The Ministries and Departments of Home Affairs and Social Development catered for some 350 senior citizens for the Anguilla Day luncheon at the Blue Ridge Conference Centre, at Lower South Hill, but it appeared that eventually many more persons turned up on their own for the sumptuous event.
In any case, there was an abundance of a variety of food, refreshment and dessert for all in attendance, and probably with some left overs as well.
The luncheon is an annual Anguilla Day event, sponsored by the Government and aimed at entertaining fairly large numbers of elderly persons throughout the island. It is part of a month-long series of activities in celebration of the 1967 Anguilla Revolution, and the formal separation of the island from its constitutional and political ties with St. Kitts-Nevis.
Chief Minister and Minister of Finance, Mr. Victor Banks, and Minister of Social Development, Mr. Evans McNiel Rogers, welcomed the senior citizens to the luncheon, assured them that the Government would continue to support the event; and thanked them for their contributions to the island.
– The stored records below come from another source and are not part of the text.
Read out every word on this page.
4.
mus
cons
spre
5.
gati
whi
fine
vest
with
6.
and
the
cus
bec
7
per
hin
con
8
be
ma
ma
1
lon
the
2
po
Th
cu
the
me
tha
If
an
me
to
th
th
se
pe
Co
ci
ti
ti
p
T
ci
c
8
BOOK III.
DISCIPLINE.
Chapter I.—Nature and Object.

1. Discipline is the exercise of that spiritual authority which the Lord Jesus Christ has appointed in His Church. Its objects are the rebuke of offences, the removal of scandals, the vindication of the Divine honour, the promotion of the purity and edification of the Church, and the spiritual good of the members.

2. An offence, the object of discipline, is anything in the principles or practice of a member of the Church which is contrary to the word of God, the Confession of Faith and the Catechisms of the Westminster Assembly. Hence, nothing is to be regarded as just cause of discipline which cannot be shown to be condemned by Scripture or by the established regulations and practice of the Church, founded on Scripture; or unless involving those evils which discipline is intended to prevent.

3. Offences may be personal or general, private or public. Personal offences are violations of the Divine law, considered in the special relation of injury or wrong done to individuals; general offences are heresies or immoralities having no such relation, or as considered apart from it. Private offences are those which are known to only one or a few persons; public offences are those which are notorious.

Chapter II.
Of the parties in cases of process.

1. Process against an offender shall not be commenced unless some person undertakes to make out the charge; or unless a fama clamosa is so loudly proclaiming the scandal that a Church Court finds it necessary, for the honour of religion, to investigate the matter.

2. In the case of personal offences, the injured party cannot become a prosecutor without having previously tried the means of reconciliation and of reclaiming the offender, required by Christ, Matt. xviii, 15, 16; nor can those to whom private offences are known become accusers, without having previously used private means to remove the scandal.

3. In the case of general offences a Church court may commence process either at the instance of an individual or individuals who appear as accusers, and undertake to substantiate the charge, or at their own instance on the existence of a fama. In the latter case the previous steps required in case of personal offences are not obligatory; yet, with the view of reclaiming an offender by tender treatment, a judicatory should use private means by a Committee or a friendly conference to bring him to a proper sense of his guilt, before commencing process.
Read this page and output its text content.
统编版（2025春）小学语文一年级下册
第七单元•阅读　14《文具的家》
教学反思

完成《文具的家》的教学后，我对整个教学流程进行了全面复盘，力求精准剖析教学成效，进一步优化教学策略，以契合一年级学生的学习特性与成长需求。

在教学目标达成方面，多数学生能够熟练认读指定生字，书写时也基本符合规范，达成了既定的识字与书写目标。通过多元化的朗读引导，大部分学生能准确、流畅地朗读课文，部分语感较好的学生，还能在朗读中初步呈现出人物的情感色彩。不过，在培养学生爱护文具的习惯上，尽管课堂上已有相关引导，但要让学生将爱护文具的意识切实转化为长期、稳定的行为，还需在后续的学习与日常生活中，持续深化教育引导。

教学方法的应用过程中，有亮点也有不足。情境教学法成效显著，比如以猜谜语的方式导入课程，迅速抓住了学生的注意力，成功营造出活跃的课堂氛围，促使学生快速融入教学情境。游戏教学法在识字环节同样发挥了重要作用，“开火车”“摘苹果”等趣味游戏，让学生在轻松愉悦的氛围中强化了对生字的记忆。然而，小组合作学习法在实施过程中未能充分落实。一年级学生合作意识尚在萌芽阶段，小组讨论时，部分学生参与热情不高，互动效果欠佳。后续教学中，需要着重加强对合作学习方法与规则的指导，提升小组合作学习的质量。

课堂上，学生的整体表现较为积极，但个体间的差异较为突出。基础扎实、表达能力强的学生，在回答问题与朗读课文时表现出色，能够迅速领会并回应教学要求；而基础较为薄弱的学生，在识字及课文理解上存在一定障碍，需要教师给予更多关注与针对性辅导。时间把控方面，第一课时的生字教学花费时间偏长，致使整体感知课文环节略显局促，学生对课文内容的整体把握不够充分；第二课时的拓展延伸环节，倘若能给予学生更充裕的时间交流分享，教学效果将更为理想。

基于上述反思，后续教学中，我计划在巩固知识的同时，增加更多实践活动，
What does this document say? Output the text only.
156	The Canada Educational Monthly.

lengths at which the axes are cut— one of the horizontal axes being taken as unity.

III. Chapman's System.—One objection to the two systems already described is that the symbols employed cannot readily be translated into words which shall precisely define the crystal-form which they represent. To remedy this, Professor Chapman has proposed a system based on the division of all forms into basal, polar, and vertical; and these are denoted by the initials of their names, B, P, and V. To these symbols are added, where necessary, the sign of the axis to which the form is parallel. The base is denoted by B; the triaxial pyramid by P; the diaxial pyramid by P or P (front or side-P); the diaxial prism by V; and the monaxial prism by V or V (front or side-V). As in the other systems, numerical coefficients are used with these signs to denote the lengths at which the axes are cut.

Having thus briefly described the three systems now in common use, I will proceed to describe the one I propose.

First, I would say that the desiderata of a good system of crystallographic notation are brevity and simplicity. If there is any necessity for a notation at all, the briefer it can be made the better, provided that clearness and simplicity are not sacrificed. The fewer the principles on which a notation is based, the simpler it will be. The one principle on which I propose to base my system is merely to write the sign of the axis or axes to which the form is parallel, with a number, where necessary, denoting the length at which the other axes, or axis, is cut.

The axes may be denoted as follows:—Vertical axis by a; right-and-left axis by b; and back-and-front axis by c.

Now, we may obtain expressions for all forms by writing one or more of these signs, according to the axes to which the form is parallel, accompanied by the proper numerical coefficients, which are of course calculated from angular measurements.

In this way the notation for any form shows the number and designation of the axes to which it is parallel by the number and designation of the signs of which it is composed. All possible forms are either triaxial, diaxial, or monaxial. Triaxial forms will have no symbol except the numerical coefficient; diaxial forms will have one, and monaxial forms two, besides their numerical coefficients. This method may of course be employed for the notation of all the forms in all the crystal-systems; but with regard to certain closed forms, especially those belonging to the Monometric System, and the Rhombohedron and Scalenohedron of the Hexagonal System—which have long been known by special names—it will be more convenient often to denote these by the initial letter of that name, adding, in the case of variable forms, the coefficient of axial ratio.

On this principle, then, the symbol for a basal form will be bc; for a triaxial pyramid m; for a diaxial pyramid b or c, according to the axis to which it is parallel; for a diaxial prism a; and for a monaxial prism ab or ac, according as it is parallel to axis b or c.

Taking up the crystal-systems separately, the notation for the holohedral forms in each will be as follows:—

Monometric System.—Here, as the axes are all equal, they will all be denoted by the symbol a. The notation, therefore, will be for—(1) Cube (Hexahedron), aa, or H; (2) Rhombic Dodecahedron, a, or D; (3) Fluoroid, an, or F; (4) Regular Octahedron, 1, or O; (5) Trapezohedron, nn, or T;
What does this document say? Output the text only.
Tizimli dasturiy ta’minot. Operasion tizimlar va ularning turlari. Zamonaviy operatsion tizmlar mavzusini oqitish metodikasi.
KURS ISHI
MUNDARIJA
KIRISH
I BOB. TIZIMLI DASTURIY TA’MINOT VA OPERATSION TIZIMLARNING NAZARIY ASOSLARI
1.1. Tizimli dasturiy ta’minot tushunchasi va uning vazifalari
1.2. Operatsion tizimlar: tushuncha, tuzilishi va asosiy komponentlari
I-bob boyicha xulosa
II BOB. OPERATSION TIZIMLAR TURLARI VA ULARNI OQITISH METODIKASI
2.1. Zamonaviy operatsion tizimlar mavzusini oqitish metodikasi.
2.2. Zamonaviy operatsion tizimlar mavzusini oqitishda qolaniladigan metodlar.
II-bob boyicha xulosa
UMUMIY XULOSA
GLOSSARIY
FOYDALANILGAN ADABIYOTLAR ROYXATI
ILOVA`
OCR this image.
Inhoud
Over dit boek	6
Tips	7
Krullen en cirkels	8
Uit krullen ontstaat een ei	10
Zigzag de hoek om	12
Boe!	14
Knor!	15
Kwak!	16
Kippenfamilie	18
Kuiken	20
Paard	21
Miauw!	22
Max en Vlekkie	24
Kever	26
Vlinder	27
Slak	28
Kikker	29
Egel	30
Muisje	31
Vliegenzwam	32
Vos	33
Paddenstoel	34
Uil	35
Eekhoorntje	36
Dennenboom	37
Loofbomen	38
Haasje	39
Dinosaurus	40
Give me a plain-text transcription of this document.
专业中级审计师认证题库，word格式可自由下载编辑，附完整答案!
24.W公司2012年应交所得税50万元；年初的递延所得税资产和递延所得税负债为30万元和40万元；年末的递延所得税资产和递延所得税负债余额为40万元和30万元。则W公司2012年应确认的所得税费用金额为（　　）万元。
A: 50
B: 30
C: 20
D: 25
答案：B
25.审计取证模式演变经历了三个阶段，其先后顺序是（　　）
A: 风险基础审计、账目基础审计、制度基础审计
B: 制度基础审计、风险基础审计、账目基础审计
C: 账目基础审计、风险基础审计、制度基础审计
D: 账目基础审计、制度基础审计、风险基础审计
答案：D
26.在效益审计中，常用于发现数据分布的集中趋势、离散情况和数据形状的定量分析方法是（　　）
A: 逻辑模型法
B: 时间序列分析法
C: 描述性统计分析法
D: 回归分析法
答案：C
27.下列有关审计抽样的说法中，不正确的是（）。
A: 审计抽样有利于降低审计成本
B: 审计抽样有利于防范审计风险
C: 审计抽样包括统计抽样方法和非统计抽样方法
All went very well with the timing and serving of the lunch prepared by English Rose and E’s Oven. Following the feasting, the majority of the senior citizens found additional relaxation and enjoyment when they went out on the expansive patio of the conference centre. There, many of them danced to the music of Took and The Boys String Band.
The senior citizens remained there for another reason: the location afforded them a splendid and unobstructed view of the boats returning to Road Bay from the Anguilla Day round-the-island race. For many of the elderly spectators, it was an opportunity to witness the competitive and popular national sport, as well as to see the flotilla of accompanying vessels.